Advertisement

South Africa Theater Chain Wins Desegregation Battle

Share

After years of enduring separate but hardly equal facilities, South Africans now all see the same movies in the same theaters.

Ster-Kinekor, that country’s dominant film exhibition and distribution company, announced during the current American Film Market in Beverly Hills that every one of its 185 theaters is now open to all races, bringing to an end the company’s protracted legal battle with the Pretoria government.

“It took every bit of log-rolling and foot-slogging we could manage in Pretoria,” said David Isaacs, Ster-Kinekor’s director of marketing, who was in Los Angeles for AFM. “Every other entertainment venue in South Africa had been open for years, but the cinemas were something different, for some reason. Now that’s all over with.”

Advertisement

One of the reasons it took so long for the movie theaters, Isaacs said, is that the national government passed on the authority to integrate the theaters to local governments--many of whom are more loyal to the apartheid policy than is the central government in Pretoria.

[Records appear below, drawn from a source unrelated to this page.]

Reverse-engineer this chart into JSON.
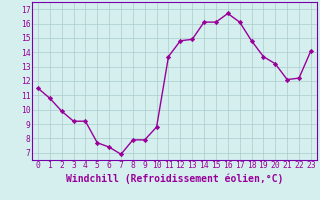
{
  "x": [
    0,
    1,
    2,
    3,
    4,
    5,
    6,
    7,
    8,
    9,
    10,
    11,
    12,
    13,
    14,
    15,
    16,
    17,
    18,
    19,
    20,
    21,
    22,
    23
  ],
  "y": [
    11.5,
    10.8,
    9.9,
    9.2,
    9.2,
    7.7,
    7.4,
    6.9,
    7.9,
    7.9,
    8.8,
    13.7,
    14.8,
    14.9,
    16.1,
    16.1,
    16.7,
    16.1,
    14.8,
    13.7,
    13.2,
    12.1,
    12.2,
    14.1
  ],
  "line_color": "#990099",
  "marker": "D",
  "marker_size": 2.2,
  "line_width": 1.0,
  "xlabel": "Windchill (Refroidissement éolien,°C)",
  "xlabel_fontsize": 7,
  "ylim": [
    6.5,
    17.5
  ],
  "xlim": [
    -0.5,
    23.5
  ],
  "yticks": [
    7,
    8,
    9,
    10,
    11,
    12,
    13,
    14,
    15,
    16,
    17
  ],
  "xticks": [
    0,
    1,
    2,
    3,
    4,
    5,
    6,
    7,
    8,
    9,
    10,
    11,
    12,
    13,
    14,
    15,
    16,
    17,
    18,
    19,
    20,
    21,
    22,
    23
  ],
  "tick_fontsize": 5.8,
  "background_color": "#d5efef",
  "grid_color": "#aacccc",
  "spine_color": "#7700aa"
}
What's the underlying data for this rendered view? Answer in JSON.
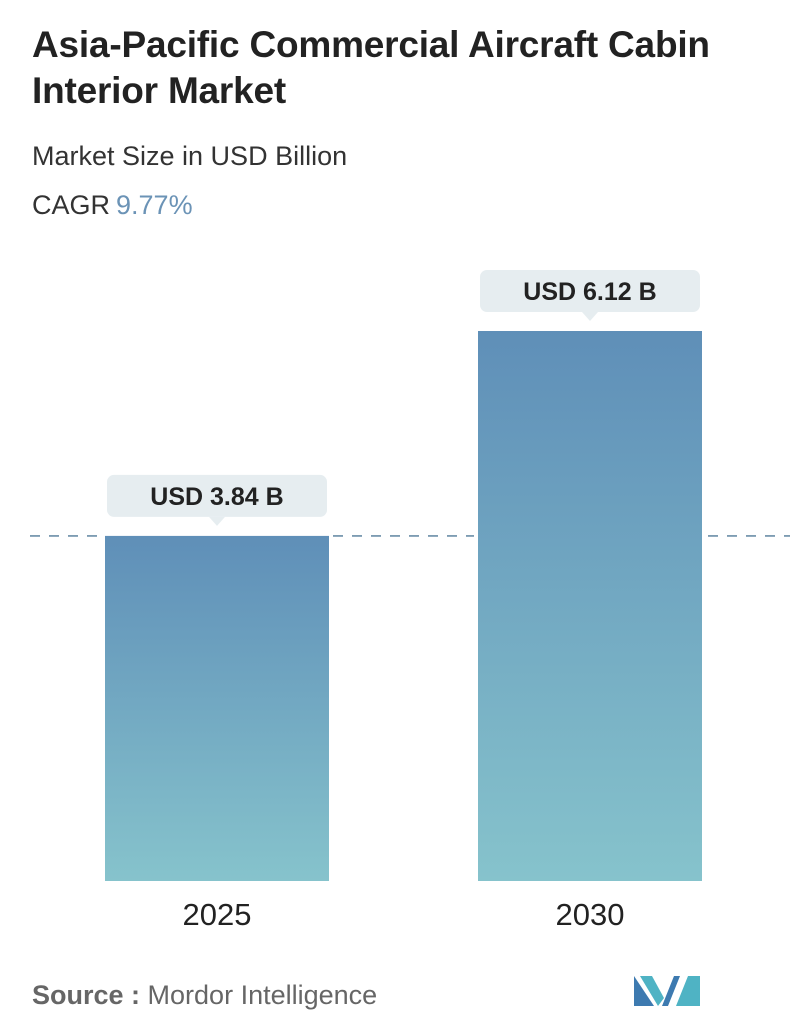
{
  "header": {
    "title": "Asia-Pacific Commercial Aircraft Cabin Interior Market",
    "subtitle": "Market Size in USD Billion",
    "cagr_label": "CAGR",
    "cagr_value": "9.77%"
  },
  "chart_data": {
    "type": "bar",
    "categories": [
      "2025",
      "2030"
    ],
    "values": [
      3.84,
      6.12
    ],
    "data_labels": [
      "USD 3.84 B",
      "USD 6.12 B"
    ],
    "ylim": [
      0,
      6.12
    ],
    "reference_line": 3.84,
    "grid": false,
    "colors": {
      "bar_top": "#5f8fb8",
      "bar_bottom": "#86c3cc",
      "label_bg": "#e6edf0",
      "label_text": "#222222",
      "dashed_line": "#6b8ea8",
      "axis_text": "#222222"
    }
  },
  "footer": {
    "source_label": "Source :",
    "source_name": "Mordor Intelligence",
    "logo_icon": "mordor-intelligence-logo-icon"
  }
}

Only after Ster-Kinekor briefly shut down its theaters in Krugersdorp--a Pretoria suburb--and threatened to do the same to the 20 or so theaters in Pretoria itself did the Pretoria City Council relent and allow all races into all its theaters. The council did so informally sometime in mid-February, and formally on Feb. 26--the opening date of the American Film Market.

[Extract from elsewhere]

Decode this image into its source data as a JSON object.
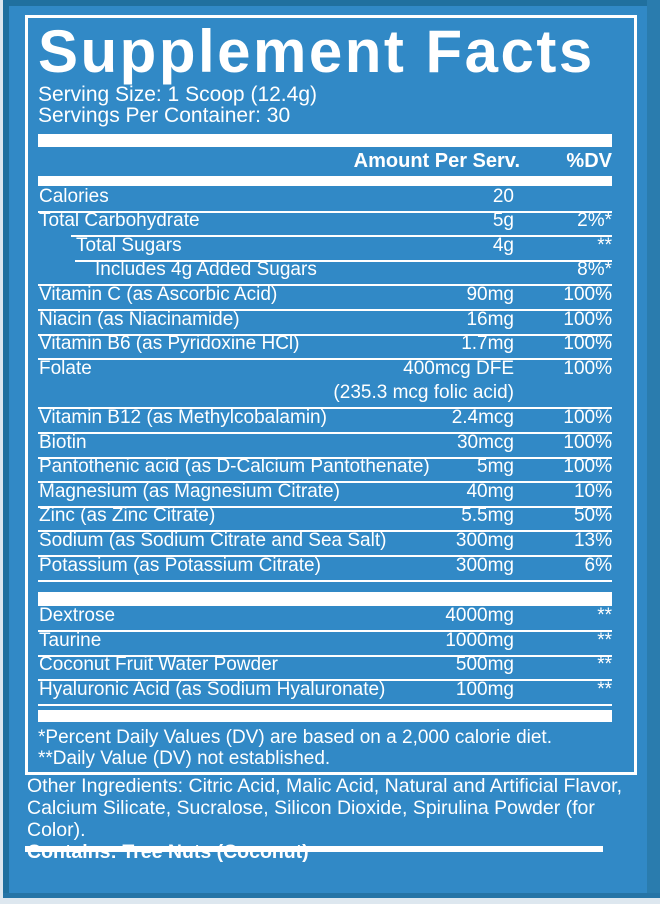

“We were also working for integration under some pressure from film companies here in the States,” added Isaacs. “After (Columbia Pictures Chairman David) Puttnam said he would not send pictures to South Africa unless all races were admitted equally, it rather started the ball rolling over here. We had already started to make the big push towards integration earlier--about two years ago--but once all the American companies began pressuring both us and the Pretoria government, it got a little easier.”

Isaacs said he doesn’t see any immediate change in cinema censoring habits by the government, but added that “there never really was much that was suppressed by the government in Pretoria. We have an art-house circuit too, you know. But the thing was, only whites could see the majority of these films. That is no longer the case. Whether that changes demand patterns in our country remains to be seen.”